ULANDA.ID — Penanganan kasus dugaan kekerasan seksual yang melibatkan mantan Rektor Universitas Nahdlatul Ulama Gorontalo (UNUGO) hingga kini belum menunjukkan titik terang. Tim kuasa hukum korban dari Lembaga Advokasi Khusus Perempuan dan Anak (LAKPA) mendesak transparansi kepolisian dalam menuntaskan perkara yang sudah berlangsung selama satu tahun lima bulan.
Dalam agenda gelar perkara khusus yang digelar Unit Perlindungan Perempuan dan Anak (PPA) Ditreskrimum Polda Gorontalo, Jumat (18/7/2025), pihak kuasa hukum mempertanyakan alasan mandeknya proses penyelidikan meski pelapor telah menghadirkan bukti dan saksi pendukung.
Kuasa Hukum: Kasus Berlarut, Keadilan Terancam Hilang
Kuasa hukum korban, Fanly Katili, mengungkapkan bahwa lambannya penanganan kasus memunculkan kekhawatiran akan potensi penghentian penyelidikan. Ia menekankan pentingnya transparansi agar tidak timbul anggapan bahwa ada kekuatan tertentu yang menghalangi jalannya proses hukum.
“Kasus ini sudah berjalan hampir dua tahun tanpa kepastian hukum. Hari ini kami hadir untuk meminta penjelasan konkret dari penyidik. Jangan sampai keadilan bagi para korban dikorbankan oleh alasan teknis,” tegas Fanly di hadapan media.

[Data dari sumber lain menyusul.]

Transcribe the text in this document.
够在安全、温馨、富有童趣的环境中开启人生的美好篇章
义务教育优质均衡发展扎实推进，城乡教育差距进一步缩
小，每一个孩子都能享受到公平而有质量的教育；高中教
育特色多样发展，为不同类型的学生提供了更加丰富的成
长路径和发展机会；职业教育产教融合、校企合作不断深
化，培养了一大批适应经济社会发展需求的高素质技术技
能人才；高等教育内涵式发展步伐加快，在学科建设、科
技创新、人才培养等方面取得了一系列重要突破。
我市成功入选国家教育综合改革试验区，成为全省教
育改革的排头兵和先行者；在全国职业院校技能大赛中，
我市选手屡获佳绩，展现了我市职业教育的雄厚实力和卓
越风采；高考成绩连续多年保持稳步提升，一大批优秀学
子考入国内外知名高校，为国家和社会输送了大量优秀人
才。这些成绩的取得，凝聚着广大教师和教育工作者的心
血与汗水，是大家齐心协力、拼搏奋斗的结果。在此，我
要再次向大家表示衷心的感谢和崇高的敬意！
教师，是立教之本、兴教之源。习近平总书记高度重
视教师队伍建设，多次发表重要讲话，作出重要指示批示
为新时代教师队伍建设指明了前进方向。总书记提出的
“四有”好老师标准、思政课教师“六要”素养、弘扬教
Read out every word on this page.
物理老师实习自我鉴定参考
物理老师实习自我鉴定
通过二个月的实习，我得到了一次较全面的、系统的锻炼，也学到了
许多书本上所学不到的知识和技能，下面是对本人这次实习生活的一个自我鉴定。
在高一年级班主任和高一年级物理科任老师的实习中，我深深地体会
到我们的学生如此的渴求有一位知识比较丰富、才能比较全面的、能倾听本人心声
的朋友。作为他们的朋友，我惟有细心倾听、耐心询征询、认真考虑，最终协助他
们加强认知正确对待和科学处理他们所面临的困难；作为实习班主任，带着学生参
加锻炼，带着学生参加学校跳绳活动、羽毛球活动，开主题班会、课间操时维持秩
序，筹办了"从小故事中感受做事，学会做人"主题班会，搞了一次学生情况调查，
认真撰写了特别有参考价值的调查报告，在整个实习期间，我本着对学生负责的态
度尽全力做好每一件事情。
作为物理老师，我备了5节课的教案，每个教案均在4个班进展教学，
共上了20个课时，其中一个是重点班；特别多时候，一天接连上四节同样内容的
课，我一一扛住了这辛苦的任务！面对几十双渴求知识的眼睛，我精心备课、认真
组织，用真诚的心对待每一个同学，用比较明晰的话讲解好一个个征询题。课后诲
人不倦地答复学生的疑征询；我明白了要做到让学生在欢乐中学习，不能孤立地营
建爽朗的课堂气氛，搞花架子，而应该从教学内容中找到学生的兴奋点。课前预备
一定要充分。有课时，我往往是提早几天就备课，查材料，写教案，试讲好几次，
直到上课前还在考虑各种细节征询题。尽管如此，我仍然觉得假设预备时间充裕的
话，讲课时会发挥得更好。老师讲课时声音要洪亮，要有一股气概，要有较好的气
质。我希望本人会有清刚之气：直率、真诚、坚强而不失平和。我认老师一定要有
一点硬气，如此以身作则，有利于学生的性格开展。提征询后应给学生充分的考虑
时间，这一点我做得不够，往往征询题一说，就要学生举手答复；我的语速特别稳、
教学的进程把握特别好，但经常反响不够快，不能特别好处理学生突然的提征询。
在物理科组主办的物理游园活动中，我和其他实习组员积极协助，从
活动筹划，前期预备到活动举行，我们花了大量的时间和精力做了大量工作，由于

Polisi Dinilai Lamban, Bukti dan Saksi Sudah Diberikan
Fanly menegaskan bahwa pihaknya telah menghadirkan saksi-saksi kunci serta alat bukti relevan yang memperkuat laporan dugaan kekerasan seksual yang dialami mahasiswi dan dosen UNUGO. Namun penyidik menyatakan bahwa unsur-unsur tersebut masih dianggap belum lengkap.

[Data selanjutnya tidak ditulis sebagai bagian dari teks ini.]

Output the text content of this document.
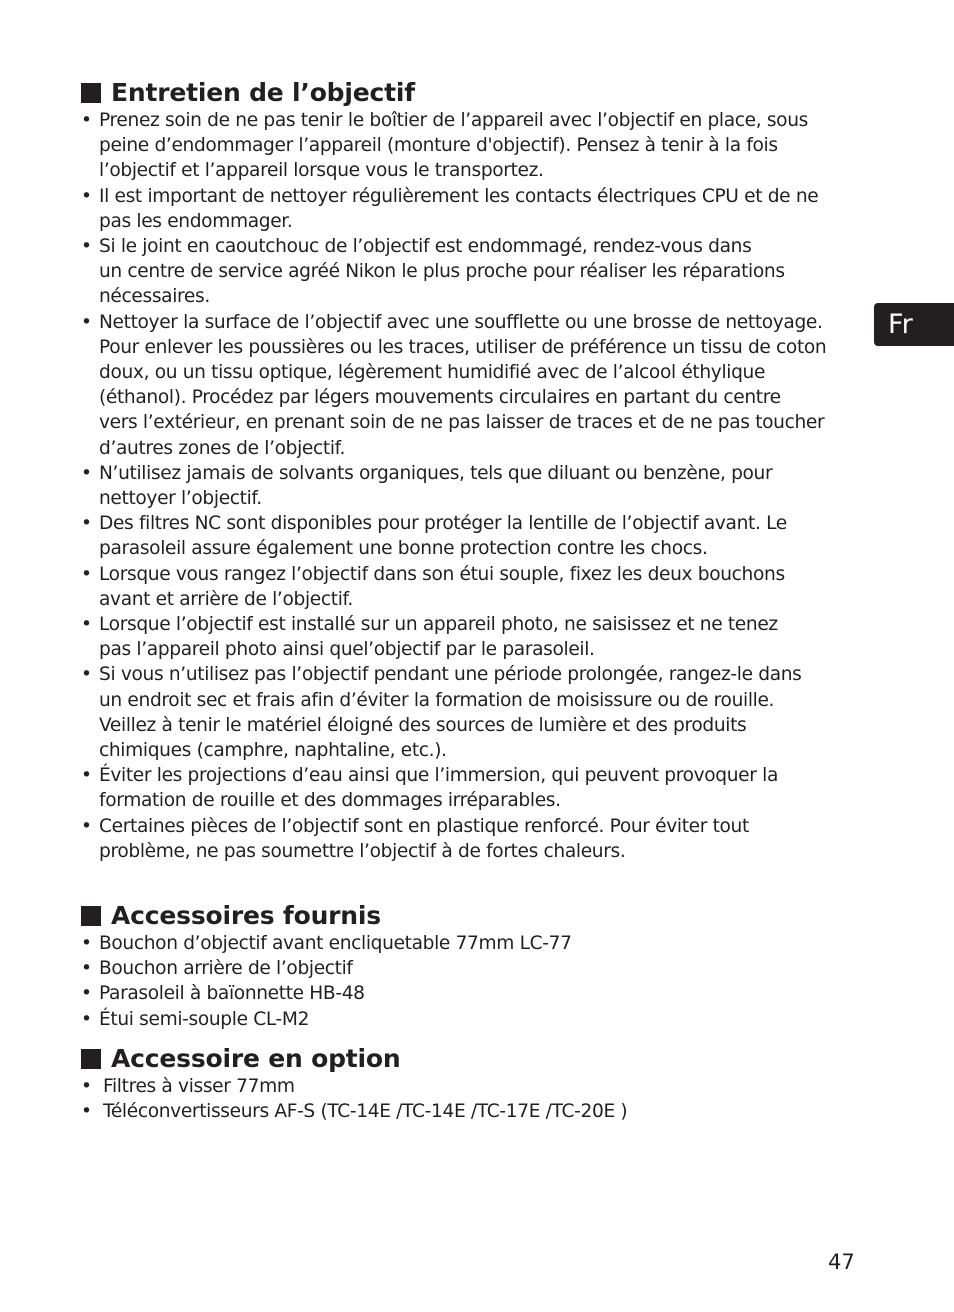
Entretien de l’objectif
• Prenez soin de ne pas tenir le boîtier de l’appareil avec l’objectif en place, sous
peine d’endommager l’appareil (monture d'objectif). Pensez à tenir à la fois
l’objectif et l’appareil lorsque vous le transportez.
• Il est important de nettoyer régulièrement les contacts électriques CPU et de ne
pas les endommager.
• Si le joint en caoutchouc de l’objectif est endommagé, rendez-vous dans
un centre de service agréé Nikon le plus proche pour réaliser les réparations
nécessaires.
• Nettoyer la surface de l’objectif avec une soufflette ou une brosse de nettoyage.
Pour enlever les poussières ou les traces, utiliser de préférence un tissu de coton
doux, ou un tissu optique, légèrement humidifié avec de l’alcool éthylique
(éthanol). Procédez par légers mouvements circulaires en partant du centre
vers l’extérieur, en prenant soin de ne pas laisser de traces et de ne pas toucher
d’autres zones de l’objectif.
• N’utilisez jamais de solvants organiques, tels que diluant ou benzène, pour
nettoyer l’objectif.
• Des filtres NC sont disponibles pour protéger la lentille de l’objectif avant. Le
parasoleil assure également une bonne protection contre les chocs.
• Lorsque vous rangez l’objectif dans son étui souple, fixez les deux bouchons
avant et arrière de l’objectif.
• Lorsque l’objectif est installé sur un appareil photo, ne saisissez et ne tenez
pas l’appareil photo ainsi quel’objectif par le parasoleil.
• Si vous n’utilisez pas l’objectif pendant une période prolongée, rangez-le dans
un endroit sec et frais afin d’éviter la formation de moisissure ou de rouille.
Veillez à tenir le matériel éloigné des sources de lumière et des produits
chimiques (camphre, naphtaline, etc.).
• Éviter les projections d’eau ainsi que l’immersion, qui peuvent provoquer la
formation de rouille et des dommages irréparables.
• Certaines pièces de l’objectif sont en plastique renforcé. Pour éviter tout
problème, ne pas soumettre l’objectif à de fortes chaleurs.
Accessoires fournis
• Bouchon d’objectif avant encliquetable 77mm LC-77
• Bouchon arrière de l’objectif
• Parasoleil à baïonnette HB-48
• Étui semi-souple CL-M2
Accessoire en option
• Filtres à visser 77mm
• Téléconvertisseurs AF-S (TC-14E /TC-14E /TC-17E /TC-20E )
Fr
47
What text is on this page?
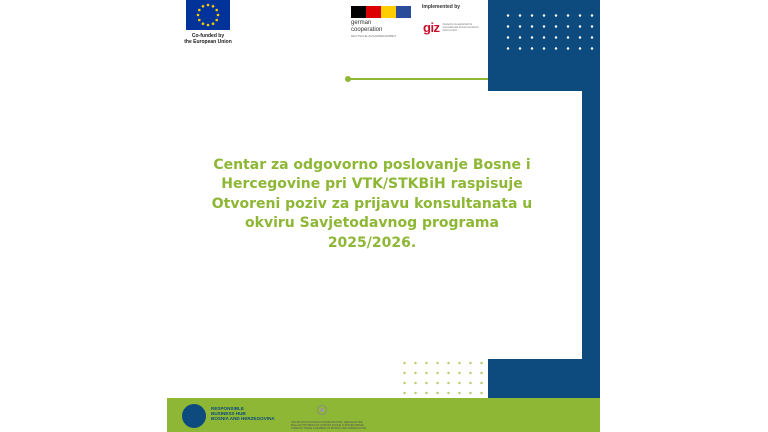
Co-funded by
the European Union
german
cooperation
DEUTSCHE ZUSAMMENARBEIT
Implemented by
giz Deutsche Gesellschaft für Internationale Zusammenarbeit (GIZ) GmbH
Centar za odgovorno poslovanje Bosne i
Hercegovine pri VTK/STKBiH raspisuje
Otvoreni poziv za prijavu konsultanata u
okviru Savjetodavnog programa
2025/2026.
RESPONSIBLE
BUSINESS HUB
BOSNIA AND HERZEGOVINA
RBH NETWORK	VANJSKOTRGOVINSKA KOMORA BOSNE I HERCEGOVINE
ВАЊСКОТРГОВИНСКА КОМОРА БОСНЕ И ХЕРЦЕГОВИНЕ
FOREIGN TRADE CHAMBER OF BOSNIA AND HERZEGOVINA
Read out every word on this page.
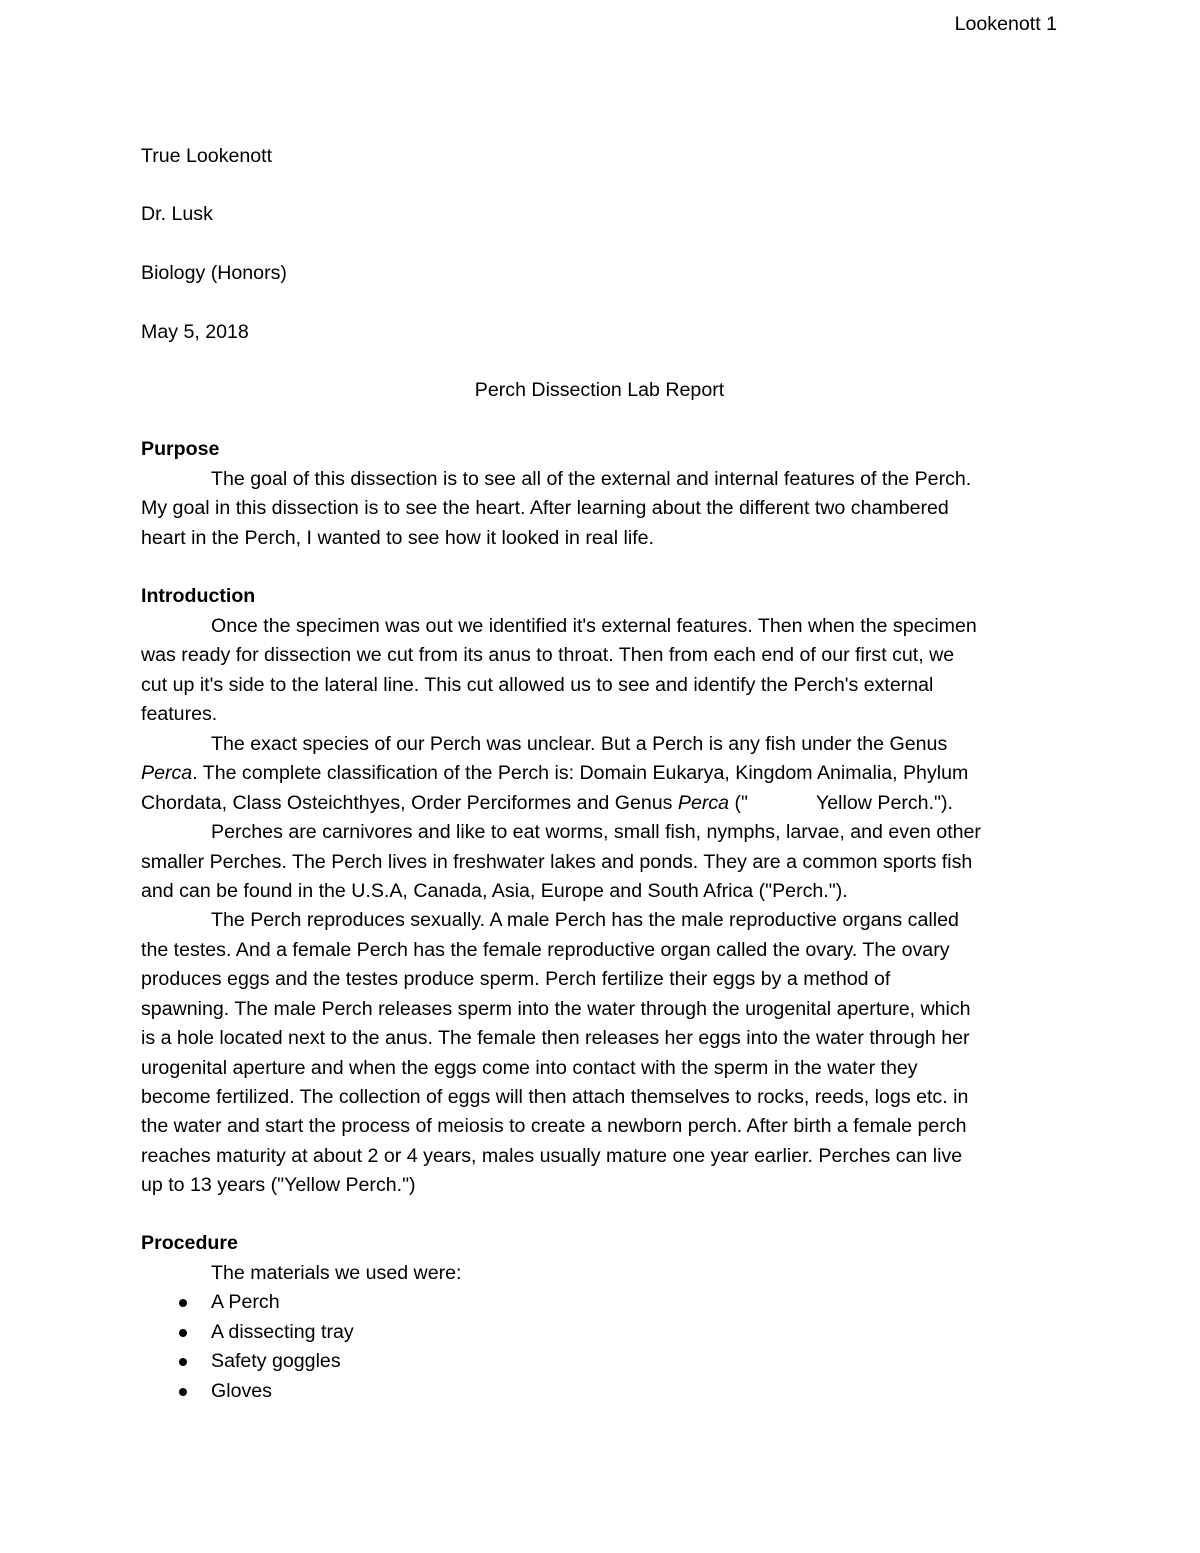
Lookenott 1
True Lookenott
Dr. Lusk
Biology (Honors)
May 5, 2018
Perch Dissection Lab Report
Purpose
The goal of this dissection is to see all of the external and internal features of the Perch.
My goal in this dissection is to see the heart. After learning about the different two chambered
heart in the Perch, I wanted to see how it looked in real life.
Introduction
Once the specimen was out we identified it's external features. Then when the specimen
was ready for dissection we cut from its anus to throat. Then from each end of our first cut, we
cut up it's side to the lateral line. This cut allowed us to see and identify the Perch's external
features.
The exact species of our Perch was unclear. But a Perch is any fish under the Genus
Perca. The complete classification of the Perch is: Domain Eukarya, Kingdom Animalia, Phylum
Chordata, Class Osteichthyes, Order Perciformes and Genus Perca ("	Yellow Perch.").
Perches are carnivores and like to eat worms, small fish, nymphs, larvae, and even other
smaller Perches. The Perch lives in freshwater lakes and ponds. They are a common sports fish
and can be found in the U.S.A, Canada, Asia, Europe and South Africa ("Perch.").
The Perch reproduces sexually. A male Perch has the male reproductive organs called
the testes. And a female Perch has the female reproductive organ called the ovary. The ovary
produces eggs and the testes produce sperm. Perch fertilize their eggs by a method of
spawning. The male Perch releases sperm into the water through the urogenital aperture, which
is a hole located next to the anus. The female then releases her eggs into the water through her
urogenital aperture and when the eggs come into contact with the sperm in the water they
become fertilized. The collection of eggs will then attach themselves to rocks, reeds, logs etc. in
the water and start the process of meiosis to create a newborn perch. After birth a female perch
reaches maturity at about 2 or 4 years, males usually mature one year earlier. Perches can live
up to 13 years ("Yellow Perch.")
Procedure
The materials we used were:
A Perch
A dissecting tray
Safety goggles
Gloves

“Kami justru mempertanyakan sejauh mana niat penyidik untuk benar-benar menuntaskan perkara ini. Jika masih ada kekurangan, kami siap bantu penuhi. Tapi jangan dijadikan alasan untuk terus menunda,” ujarnya.
Gelar Perkara khusus Kedua Dinanti, Harapan Terakhir dari Korban
Pihak LAKPA kini menunggu hasil gelar perkara khusus internal lanjutan yang dijanjikan Unit PPA Polda Gorontalo. Mereka mendesak agar proses tersebut dilakukan dengan menjunjung profesionalisme serta keberpihakan pada korban mengingat hal itu adalah harapan terakhir dari para korban.
Fanly menyebut bahwa ketidakjelasan proses hukum hanya akan menambah beban psikologis bagi para korban, yang selama ini menaruh harapan pada lembaga penegak hukum untuk melindungi hak-hak mereka.
Polda Akui Kendala Hadirkan Saksi Ahli
Sementara itu, Kabid Humas Polda Gorontalo Kombes Pol Desmont Harjendro mengonfirmasi bahwa penyelidikan belum bisa dituntaskan lantaran saksi ahli belum dapat dihadirkan ke dalam proses penyidikan.
“Setiap kali penyidik mengundang saksi ahli, mereka belum bersedia hadir. Kami masih menunggu kesiapan dari pihak saksi tersebut,” ujar Desmont.
Meski demikian, ia memastikan bahwa Ditreskrimum Polda Gorontalo tetap berkomitmen menuntaskan perkara dengan profesional dan akuntabel. “Gelar perkara sudah berlangsung dengan menghadirkan kedua belah pihak. Perkembangan lebih lanjut akan kami sampaikan ke publik secara berkala,” pungkasnya.